Wednesday, October 14, 2009

"innocent encounters of the voyeuristic kind"



italian philosopher antonio gramsci argued that we're socialized to behave as though there's an authority in a tower somewhere, watching us. imagine being in a prison yard. the feeling that we're being watched, keeps us in line. (i think that's from the prison notebooks.) in 'watching me watching you' (straight outta october's monde diplomatique) miyase christensen argues that we are obsessed with watching each other. with technology, our paranoia is no longer centered around some disembodied eye on high. it's us. we're the eye. we're not only ogling our neighbors. by facebook-ing, tweeting, and linking in our every move, we're offering ourselves up to be ogled in return. she says social networking satisfies--get this--'our latent desire for brother-to-brother fraternal gazing, or innocent encounters of the voyeuristic kind.'

oh my. that phrase makes me want to dry hump something. if only it were innocent. if only it were just watching. it's more like policing.

for example, last week when president obama was awarded a nobel peace prize, prominent professor melissa harris-lacewell updates her facebook status thus: 'i love my president, but he ain't no desmond tutu'. this bothered me. it's cute and pithy and in saying it, she's doing her job as a pundit: expressing her views in a soundbite-worthy... well... bite. but as a political science professor at princeton, no less, it's incredibly lazy as far as critiques go. via twitter, i asked her why she'd make that comparison. both men are black. both men have now won a nobel. that's where the comparisons end. tutu is a clergyman who never held office. makes the whole 'peace' thing a lot less complicado, no?? anyway, the good professor gave me some bullshit answer about how she met tutu, and tutu loves obama, and so that's why she made the comparison.

that's when i felt my ears heat up. seriously, did she think she was talking to a rookie? what kind of non-answer is that? how could a princeton professor be so irresponsible and what's more, inaccurate? that's like comparing gore to kissinger, which we wouldn't do. i was about to declare all out twitter war when i stopped myself.

i'm not professor harris-lacewell's friend on facebook. her comment came to me through a series of retweets. i had been eavesdropping on her 'private' conversation. does she not have a right, on her own facebook wall, when she's not in the classroom or on msnbc, to say whatever the hell she wants? or should she pay the price for the public nature of her career, and the fact that she has offered herself up to be surveilled? oh, sticky sticky stuff.

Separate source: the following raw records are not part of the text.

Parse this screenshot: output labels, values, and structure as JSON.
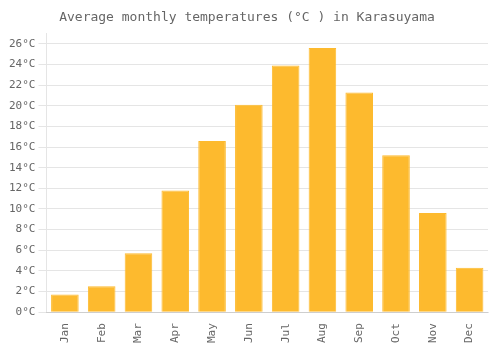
{
  "chart_data": {
    "type": "bar",
    "title": "Average monthly temperatures (°C ) in Karasuyama",
    "categories": [
      "Jan",
      "Feb",
      "Mar",
      "Apr",
      "May",
      "Jun",
      "Jul",
      "Aug",
      "Sep",
      "Oct",
      "Nov",
      "Dec"
    ],
    "values": [
      1.7,
      2.5,
      5.7,
      11.8,
      16.6,
      20.1,
      23.9,
      25.6,
      21.3,
      15.2,
      9.6,
      4.3
    ],
    "color": "#FDBA2E",
    "ylim": [
      0,
      27
    ],
    "yticks": [
      {
        "value": 0,
        "label": "0°C"
      },
      {
        "value": 2,
        "label": "2°C"
      },
      {
        "value": 4,
        "label": "4°C"
      },
      {
        "value": 6,
        "label": "6°C"
      },
      {
        "value": 8,
        "label": "8°C"
      },
      {
        "value": 10,
        "label": "10°C"
      },
      {
        "value": 12,
        "label": "12°C"
      },
      {
        "value": 14,
        "label": "14°C"
      },
      {
        "value": 16,
        "label": "16°C"
      },
      {
        "value": 18,
        "label": "18°C"
      },
      {
        "value": 20,
        "label": "20°C"
      },
      {
        "value": 22,
        "label": "22°C"
      },
      {
        "value": 24,
        "label": "24°C"
      },
      {
        "value": 26,
        "label": "26°C"
      }
    ],
    "grid": true
  }
}
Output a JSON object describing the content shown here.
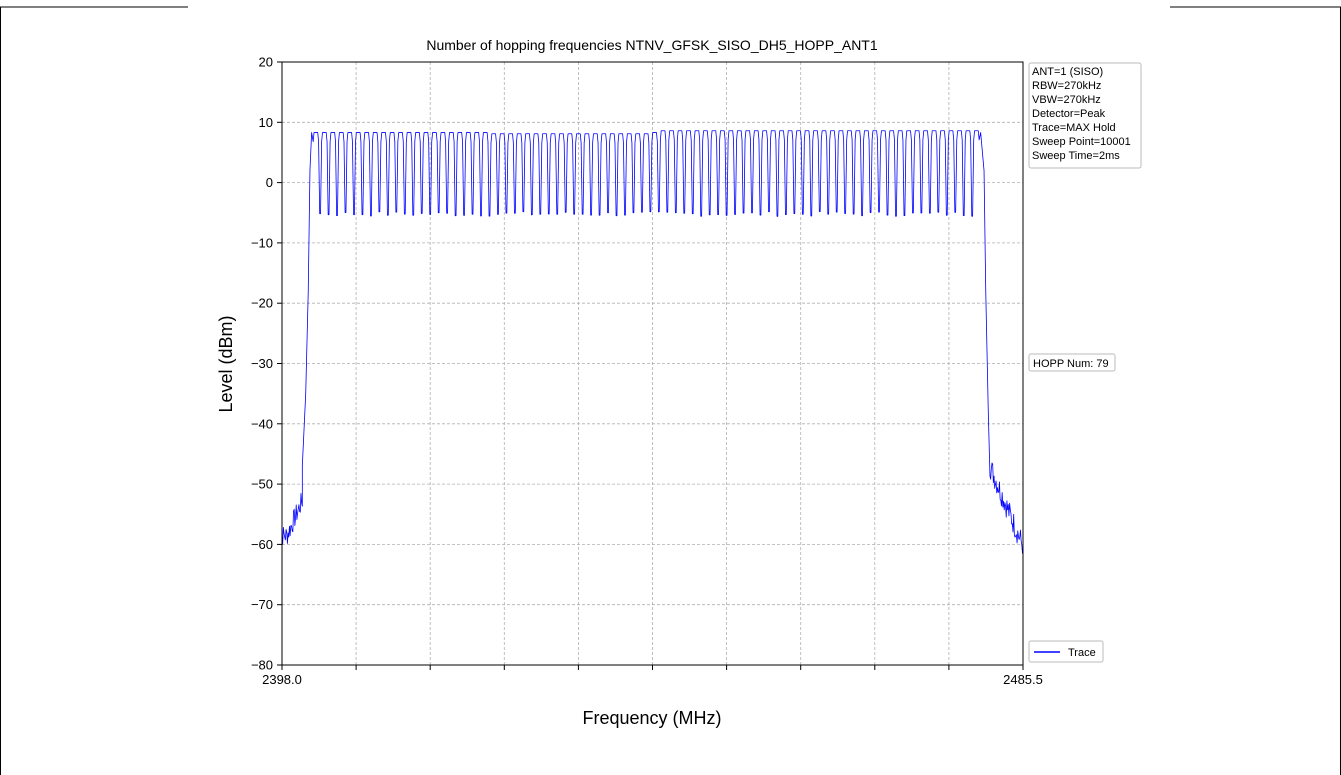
{
  "chart_data": {
    "type": "line",
    "title": "Number of hopping frequencies NTNV_GFSK_SISO_DH5_HOPP_ANT1",
    "xlabel": "Frequency (MHz)",
    "ylabel": "Level (dBm)",
    "xlim": [
      2398.0,
      2485.5
    ],
    "ylim": [
      -80,
      20
    ],
    "x_tick_labels": [
      "2398.0",
      "2485.5"
    ],
    "x_minor_tick_count": 9,
    "y_ticks": [
      20,
      10,
      0,
      -10,
      -20,
      -30,
      -40,
      -50,
      -60,
      -70,
      -80
    ],
    "y_tick_labels": [
      "20",
      "10",
      "0",
      "−10",
      "−20",
      "−30",
      "−40",
      "−50",
      "−60",
      "−70",
      "−80"
    ],
    "grid": true,
    "legend": {
      "placement": "bottom-right-outside",
      "entries": [
        "Trace"
      ]
    },
    "info_box": [
      "ANT=1 (SISO)",
      "RBW=270kHz",
      "VBW=270kHz",
      "Detector=Peak",
      "Trace=MAX Hold",
      "Sweep Point=10001",
      "Sweep Time=2ms"
    ],
    "annotation": "HOPP Num: 79",
    "series": [
      {
        "name": "Trace",
        "color": "#0000ff",
        "hopping_channels": 79,
        "first_channel_mhz": 2402,
        "channel_spacing_mhz": 1,
        "peak_level_dbm": 8.3,
        "valley_level_dbm": -5.2,
        "band_edge_start_mhz": 2401.2,
        "band_edge_end_mhz": 2480.8,
        "noise_floor_dbm": -59,
        "edge_points": [
          [
            2398.0,
            -58.5
          ],
          [
            2398.6,
            -58
          ],
          [
            2399.3,
            -56.5
          ],
          [
            2400.0,
            -53
          ],
          [
            2400.4,
            -47
          ],
          [
            2400.8,
            -35
          ],
          [
            2401.1,
            -18
          ],
          [
            2401.3,
            2
          ],
          [
            2401.5,
            8.3
          ]
        ],
        "far_edge_points": [
          [
            2480.5,
            8.3
          ],
          [
            2480.9,
            2
          ],
          [
            2481.1,
            -18
          ],
          [
            2481.4,
            -38
          ],
          [
            2481.8,
            -47
          ],
          [
            2482.3,
            -52
          ],
          [
            2483.2,
            -56
          ],
          [
            2484.3,
            -58
          ],
          [
            2485.5,
            -60
          ]
        ]
      }
    ]
  }
}
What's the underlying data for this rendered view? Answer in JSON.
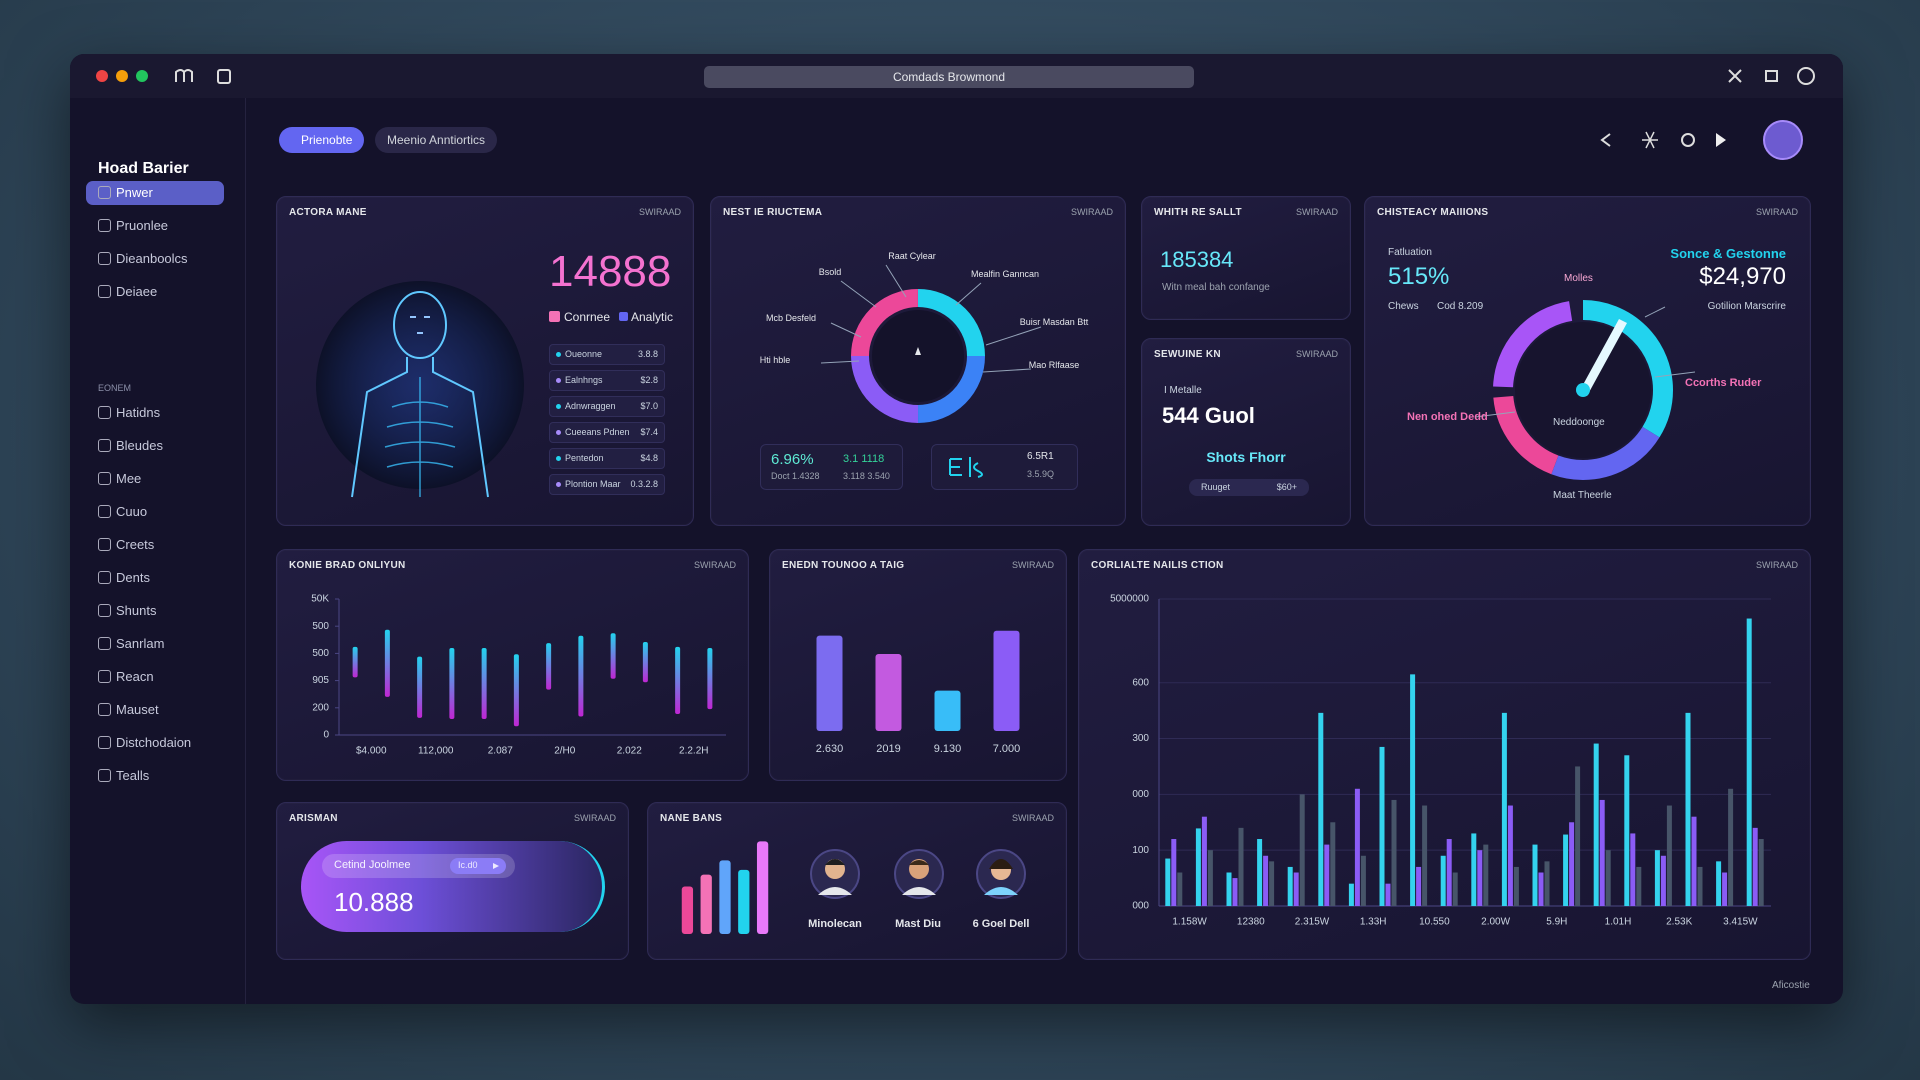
{
  "window": {
    "address": "Comdads Browmond"
  },
  "sidebar": {
    "brand": "Hoad Barier",
    "nav": [
      "Pnwer",
      "Pruonlee",
      "Dieanboolcs",
      "Deiaee"
    ],
    "section": "EONEM",
    "nav2": [
      "Hatidns",
      "Bleudes",
      "Mee",
      "Cuuo",
      "Creets",
      "Dents",
      "Shunts",
      "Sanrlam",
      "Reacn",
      "Mauset",
      "Distchodaion",
      "Tealls"
    ]
  },
  "tabs": [
    "Prienobte",
    "Meenio Anntiortics"
  ],
  "panels": {
    "anatomy": {
      "title": "ACTORA MANE",
      "tag": "SWIRAAD",
      "value": 14888,
      "legend": [
        "Conrnee",
        "Analytic"
      ],
      "rows": [
        [
          "Oueonne",
          "3.8.8"
        ],
        [
          "Ealnhngs",
          "$2.8"
        ],
        [
          "Adnwraggen",
          "$7.0"
        ],
        [
          "Cueeans Pdnen",
          "$7.4"
        ],
        [
          "Pentedon",
          "$4.8"
        ],
        [
          "Plontion Maar",
          "0.3.2.8"
        ]
      ]
    },
    "donut": {
      "title": "NEST IE RIUCTEMA",
      "tag": "SWIRAAD",
      "labels": [
        "Raat Cylear",
        "Bsold",
        "Mealfin Ganncan",
        "Mcb Desfeld",
        "Buisr Masdan Btt",
        "Hti hble",
        "Mao Rlfaase"
      ],
      "stat1": [
        "6.96%",
        "Doct 1.4328",
        "3.1 1118",
        "3.118 3.540"
      ],
      "stat2": [
        "6.5R1",
        "3.5.9Q"
      ]
    },
    "sales": {
      "title": "WHITH RE SALLT",
      "tag": "SWIRAAD",
      "value": 185384,
      "note": "Witn meal bah confange"
    },
    "service": {
      "title": "SEWUINE KN",
      "tag": "SWIRAAD",
      "label": "I Metalle",
      "value": "544 Guol",
      "caption": "Shots Fhorr",
      "row": [
        "Ruuget",
        "$60+"
      ]
    },
    "gauge": {
      "title": "CHISTEACY MAIIIONS",
      "tag": "SWIRAAD",
      "left": [
        "Fatluation",
        "515%",
        "Chews",
        "Cod 8.209"
      ],
      "right": [
        "Sonce & Gestonne",
        "$24,970",
        "Gotilion Marscrire"
      ],
      "labels": [
        "Molles",
        "Neddoonge",
        "Ccorths Ruder",
        "Nen ohed Dedd",
        "Maat Theerle"
      ]
    },
    "flow": {
      "title": "KONIE BRAD ONLIYUN",
      "tag": "SWIRAAD",
      "chart": {
        "type": "range-bar",
        "ylim": [
          0,
          500
        ],
        "yticks": [
          {
            "value": 500,
            "label": "50K"
          },
          {
            "value": 400,
            "label": "500"
          },
          {
            "value": 300,
            "label": "500"
          },
          {
            "value": 200,
            "label": "905"
          },
          {
            "value": 100,
            "label": "200"
          },
          0
        ],
        "xticks": [
          "$4.000",
          "112,000",
          "2.087",
          "2/H0",
          "2.022",
          "2.2.2H"
        ],
        "ranges": [
          [
            212,
            324
          ],
          [
            140,
            387
          ],
          [
            63,
            288
          ],
          [
            59,
            320
          ],
          [
            59,
            320
          ],
          [
            32,
            297
          ],
          [
            167,
            338
          ],
          [
            68,
            365
          ],
          [
            207,
            374
          ],
          [
            194,
            342
          ],
          [
            77,
            324
          ],
          [
            95,
            320
          ]
        ]
      }
    },
    "trend": {
      "title": "ENEDN TOUNOO A TAIG",
      "tag": "SWIRAAD",
      "chart": {
        "type": "bar",
        "ylim": [
          0,
          90
        ],
        "categories": [
          "2.630",
          "2019",
          "9.130",
          "7.000"
        ],
        "values": [
          78,
          63,
          33,
          82
        ],
        "colors": [
          "#7c6cf0",
          "#c35ae0",
          "#38bdf8",
          "#8b5cf6"
        ]
      }
    },
    "corr": {
      "title": "CORLIALTE NAILIS CTION",
      "tag": "SWIRAAD",
      "chart": {
        "type": "grouped-bar",
        "grid": true,
        "ylim": [
          0,
          550
        ],
        "yticks": [
          {
            "value": 550,
            "label": "5000000"
          },
          {
            "value": 400,
            "label": "600"
          },
          300,
          {
            "value": 200,
            "label": "000"
          },
          100,
          {
            "value": 0,
            "label": "000"
          }
        ],
        "xticks": [
          "1.158W",
          "12380",
          "2.315W",
          "1.33H",
          "10.550",
          "2.00W",
          "5.9H",
          "1.01H",
          "2.53K",
          "3.415W"
        ],
        "series": [
          {
            "color": "#34d3ee",
            "values": [
              85,
              139,
              60,
              120,
              70,
              346,
              40,
              285,
              415,
              90,
              130,
              346,
              110,
              128,
              291,
              270,
              100,
              346,
              80,
              515
            ]
          },
          {
            "color": "#8b5cf6",
            "values": [
              120,
              160,
              50,
              90,
              60,
              110,
              210,
              40,
              70,
              120,
              100,
              180,
              60,
              150,
              190,
              130,
              90,
              160,
              60,
              140
            ]
          },
          {
            "color": "#475569",
            "values": [
              60,
              100,
              140,
              80,
              200,
              150,
              90,
              190,
              180,
              60,
              110,
              70,
              80,
              250,
              100,
              70,
              180,
              70,
              210,
              120
            ]
          }
        ]
      }
    },
    "arisman": {
      "title": "ARISMAN",
      "tag": "SWIRAAD",
      "chip": "Cetind Joolmee",
      "chip_tag": "Ic.d0",
      "value": "10.888"
    },
    "names": {
      "title": "NANE BANS",
      "tag": "SWIRAAD",
      "people": [
        "Minolecan",
        "Mast Diu",
        "6 Goel Dell"
      ],
      "chart": {
        "type": "bar",
        "ylim": [
          0,
          80
        ],
        "values": [
          40,
          50,
          62,
          54,
          78
        ],
        "colors": [
          "#ec4899",
          "#f472b6",
          "#60a5fa",
          "#22d3ee",
          "#e879f9"
        ]
      }
    }
  },
  "footer": "Aficostie"
}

sticky enough for me to wonder what gramsci would say about all this 'watchin' you watchin' me' business. what would he have said of the death of derrion albert, broadcast on youtube? about the fact that the ever intensifying brother-to-brother gaze (not to mention video phones and handy flip cams) didn't stop four young men from beating a schoolmate to death in broad daylight?

this brings me to brice taton. the young french tourist beaten to death in belgrade only days before albert met a similar demise. outraged, serbs took to the streets on october 1st to protest the recent spate of (organized?) right wing violence towards 'liberalizing' left wing forces (read: gays and europeans. right wings are the same everywhere, ain't they?) my serb said he marched. so, bored the other day, i logged on to youtube to spy on some video of the event. i just wanted to get a feel for what it was like, how many people attended, and how somber the atmosphere.

somewhere around lennon's 'nothing to kill or die for', there he is, my serb, head and shoulders above everyone else, through some random person's lens. you can imagine me being like, 'what the hell!!' and rewinding. then rewinding again to make sure he's not hugged up on or holding hands with some random chick. of course he wasn't. of course, then i felt bad for even thinking it, and subsequently being unable to resist the urge check. but you know what? whatever, i'm human. watching, it seems, is what we do.